L'honneur m'est plus cher que la vie ; Jean-Michel Riou - ALittleBitDramatic
  • L'honneur m'est plus cher que la vie ; Jean-Michel Riou

    « A quoi bon combattre l'inévitable ? Mon chemin était de me glisser dans votre gloire, d'être une ombre d'où jaillirait de temps à autre une étincelle de fantaisie et d'amusement. »

     

     

     

         Publié en 2024

      Éditions Robert Laffont 

      352 pages

     

     

     

     

     

    Résumé :

    « J'entends grincer la plume de mes détracteurs, je sens le parfum empoisonné de leur encre, je devine que leurs bouches se tordent de plaisir à l'idée de commettre bientôt ma nécrologie - car elle sera impitoyable. Rien ne me sera épargné. On écrira que je fus mou de corps et d'esprit, on se moquera de la préciosité de mes mœurs à rebours du caractère viril du Quatorzième, le Soleil éblouissant du puissant royaume de France. Jusqu'à ce jour, je me suis tu. Désormais, il est temps de dire la vérité. Et d'obtenir ce qui m'est dû. »
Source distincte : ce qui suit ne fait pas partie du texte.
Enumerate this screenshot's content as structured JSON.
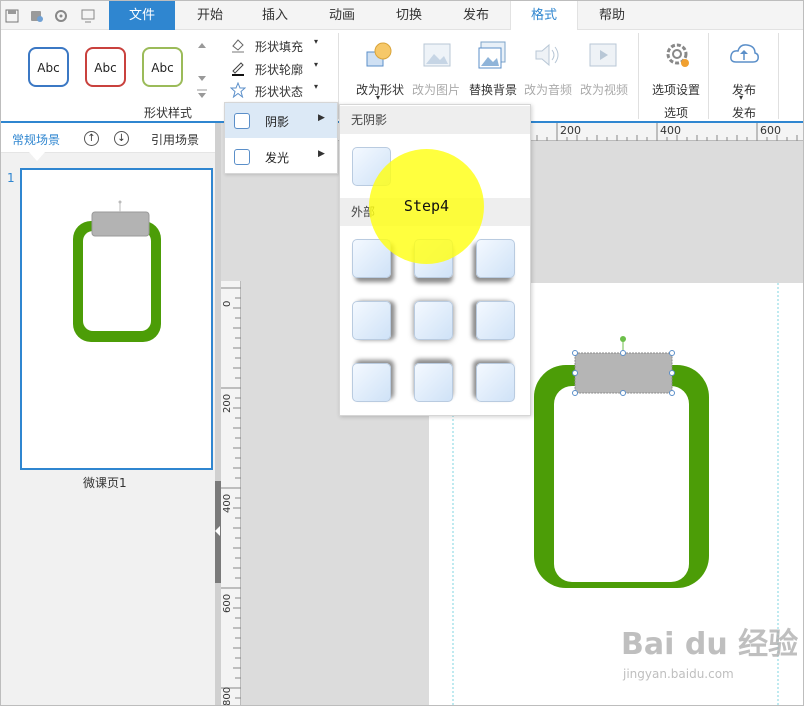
{
  "tabs": {
    "file": "文件",
    "home": "开始",
    "insert": "插入",
    "animation": "动画",
    "transition": "切换",
    "publish": "发布",
    "format": "格式",
    "help": "帮助"
  },
  "ribbon": {
    "style_sample": "Abc",
    "shape_style_label": "形状样式",
    "fill": "形状填充",
    "outline": "形状轮廓",
    "state": "形状状态",
    "change_shape": "改为形状",
    "change_image": "改为图片",
    "replace_bg": "替换背景",
    "change_audio": "改为音频",
    "change_video": "改为视频",
    "option_settings": "选项设置",
    "options_group": "选项",
    "publish_btn": "发布",
    "publish_group": "发布"
  },
  "scene_panel": {
    "normal_scene": "常规场景",
    "ref_scene": "引用场景",
    "slide_number": "1",
    "slide_name": "微课页1"
  },
  "effects_menu": {
    "shadow": "阴影",
    "glow": "发光"
  },
  "shadow_menu": {
    "no_shadow": "无阴影",
    "outer": "外部"
  },
  "ruler": {
    "top_ticks": [
      "200",
      "400",
      "600"
    ],
    "left_ticks": [
      "0",
      "200",
      "400",
      "600",
      "800"
    ]
  },
  "callout": "Step4",
  "watermark": {
    "logo": "Bai du 经验",
    "url": "jingyan.baidu.com"
  },
  "colors": {
    "accent": "#2f86d0",
    "shape_green": "#4c9d07",
    "highlight": "#ffff14"
  }
}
    Alors qu'il se sent mourir, Monsieur, cadet de Louis XIV, vient réclamer le prix de sa fidélité sans faille à son frère. Dans une confession captivante, il raconte sans concession ce qu'il vécut dans l'ombre écrasante de son aîné, lui, le témoin le plus intime des secrets d'un règne éblouissant.

    Ma Note : ★★★★★★★★★★

    Mon Avis :

     Au printemps 1701, alors qu’il sent ses forces l’abandonner, Monsieur décide de se lancer dans la rédaction d’une longue confession dont le destinataire sera son frère, le roi Louis XIV. Alors que la mort est proche, Philippe d’Orléans tient une dernière fois, non pas à se justifier, mais à montrer une image tout autre de celle véhiculée par ses contemporains – à commencer par Saint-Simon – et qui, malheureusement, restera pendant bien longtemps la seule vision historique – et par conséquent biaisé – de ce Fils de France trop souvent réduit à sa seule homosexualité et à sa vie faite supposément de débauches et de plaisirs.
    Né en septembre 1640, soit un peu plus de deux ans après son aîné Louis-Dieudonné, Philippe, titré duc d’Anjou puis duc d’Orléans à la mort de son oncle Gaston, est condamné dès sa naissance à n’être qu’un éternel second, un faire-valoir. S’il devait monter sur le trône, ce serait au prix d’un drame familial terrible, celui de la disparition de son frère aîné ou de ses enfants. Et si Anne d’Autriche se défend de préférer son fils aîné au détriment de son cadet, ses actes parlent pour elle : la plupart des attentions et la protection vont à Louis, devenu roi à cinq ans et qui devra affronter dans sa prime jeunesse les fragilités d’un royaume en période de régence puis les troubles de la Fronde. Philippe sera condamné, toute sa vie, à marcher dans l’ombre de ce frère avec lequel les relations ne sont pas simples, entre admiration, tendresse et rivalité.
    Marqué par le caractère comploteur de Gaston d’Orléans, Louis XIV ne fera jamais entièrement confiance à son frère, craignant de reproduire ce que Louis XIII avait connu avec son cadet, de tous les complots, de toutes les cabales du règne, s’opposant ouvertement à son frère ou au pouvoir du cardinal de Richelieu. Malgré le souhait de Philippe de travailler à la gloire de son frère, de marcher côte à côte avec lui sans avoir jamais la volonté de le trahir ou de le doubler, il ne sera jamais exaucé et le passé déchirera un fossé de plus en plus infranchissable entre les deux frères qui, effectivement, ne peuvent être plus dissemblables.
    Souvent, on a réduit Philippe d’Orléans à son orientation sexuelle, lui qui ne cachait pas son homosexualité et ses relations avec des hommes, dans un siècle où cela est encore mal accepté et mal compris. A-t-on forcé la nature du jeune garçon, que sa mère se plaisait parfois à grimer en fille et à appeler, d’ailleurs « ma petite fille » ? Dressant le portrait d’un prince efféminé, entouré d’hommes et menant la vie dure à ses deux épouses successives – Henriette d’Angleterre puis Elisabeth-Charlotte du Palatinat –, inféodé à ses favoris comme le duc de Guiche ou plus tard, le chevalier de Lorraine, on a opposé dos à dos deux frères qui, pourtant dans leur jeunesse, n’étaient pas si différents l’un de l’autre. Et qu’aurait pu faire Philippe si on l’avait autorisé à mener son rôle de prince du sang ? Certainement de grandes choses car quand on est le frère du Roi-Soleil, on n’est pas un « incapable » comme Saint-Simon avait jugé lapidairement Monsieur.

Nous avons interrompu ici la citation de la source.